Senator11, I agree about lack of closers overall, but while Kemba hasn't done it in the NBA, I remember his UCONN team going undefeated in tournament play - not just the NCAA, but Maui or whatever their November one was, Big East, and then NCAA. He just elevated and absolutely carried them in that situation, and probably could have done it at WC level if they'd had time to plan for that to be how they operated.

LV, I think you're right about consistency. And one option for them may be to basically halve the squad, and have half the places 'up for grabs' for young guys or all-stars, in WC/Olympic years. But in the other half of that squad, have journeyman NBA players who want to do two 4-year cycles. If you alternate them, so three or four guys are 25-29, and the others are 28-32, and you replace the older half after each Olympics, you could go into the WC with core veterans who understand international basketball and the team's system, and good long-range planning for at least half the squad.

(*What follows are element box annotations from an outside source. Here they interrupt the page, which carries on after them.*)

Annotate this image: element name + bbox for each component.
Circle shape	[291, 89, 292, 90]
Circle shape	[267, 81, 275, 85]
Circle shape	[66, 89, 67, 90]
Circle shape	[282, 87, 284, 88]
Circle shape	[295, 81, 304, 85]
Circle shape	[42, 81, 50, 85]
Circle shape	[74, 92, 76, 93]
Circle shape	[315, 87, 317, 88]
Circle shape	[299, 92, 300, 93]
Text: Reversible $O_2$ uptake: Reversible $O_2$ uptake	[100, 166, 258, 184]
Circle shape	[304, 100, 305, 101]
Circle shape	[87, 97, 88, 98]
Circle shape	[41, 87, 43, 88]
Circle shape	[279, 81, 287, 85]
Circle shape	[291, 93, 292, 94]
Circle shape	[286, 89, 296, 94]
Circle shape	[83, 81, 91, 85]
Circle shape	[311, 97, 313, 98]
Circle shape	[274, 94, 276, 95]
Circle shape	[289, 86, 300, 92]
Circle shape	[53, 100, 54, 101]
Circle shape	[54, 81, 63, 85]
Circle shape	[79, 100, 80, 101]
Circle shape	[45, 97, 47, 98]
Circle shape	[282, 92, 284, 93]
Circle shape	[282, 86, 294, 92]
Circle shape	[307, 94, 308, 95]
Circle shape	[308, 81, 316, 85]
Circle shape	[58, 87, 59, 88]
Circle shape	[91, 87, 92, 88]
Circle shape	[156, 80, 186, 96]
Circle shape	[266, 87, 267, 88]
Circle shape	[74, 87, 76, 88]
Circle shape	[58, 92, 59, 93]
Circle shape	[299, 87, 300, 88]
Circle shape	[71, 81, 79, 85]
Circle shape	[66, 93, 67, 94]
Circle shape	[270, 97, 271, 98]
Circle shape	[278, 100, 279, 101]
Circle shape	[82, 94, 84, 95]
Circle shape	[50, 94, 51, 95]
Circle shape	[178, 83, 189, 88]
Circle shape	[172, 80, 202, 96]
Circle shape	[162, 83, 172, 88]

The guys I'm thinking of are a lot like some who went through the squad anyway, a PJ Tucker would be ideal, Harrison Barnes, Joe Harris, Marcus Smart. Maybe Spencer Dinwiddie, Marcus Morris, Thaddeus Young. Middle-of-the-pack 27-year-olds aren't going to suddenly morph into 35-minutes-a-night-in-June players, and if they're in the NBA at 27 they've made enough money to decide that Team USA is something they can commit to. So you take the journeymen and make them the core of Team USA, and their trade-off for committing is that they get to go to the Olympics, even if 10 All-Stars put their hands up. Can you sell that? I don't know. But the stars do want to see Team USA win, and they don't want to have to go every summer. Maybe it would work.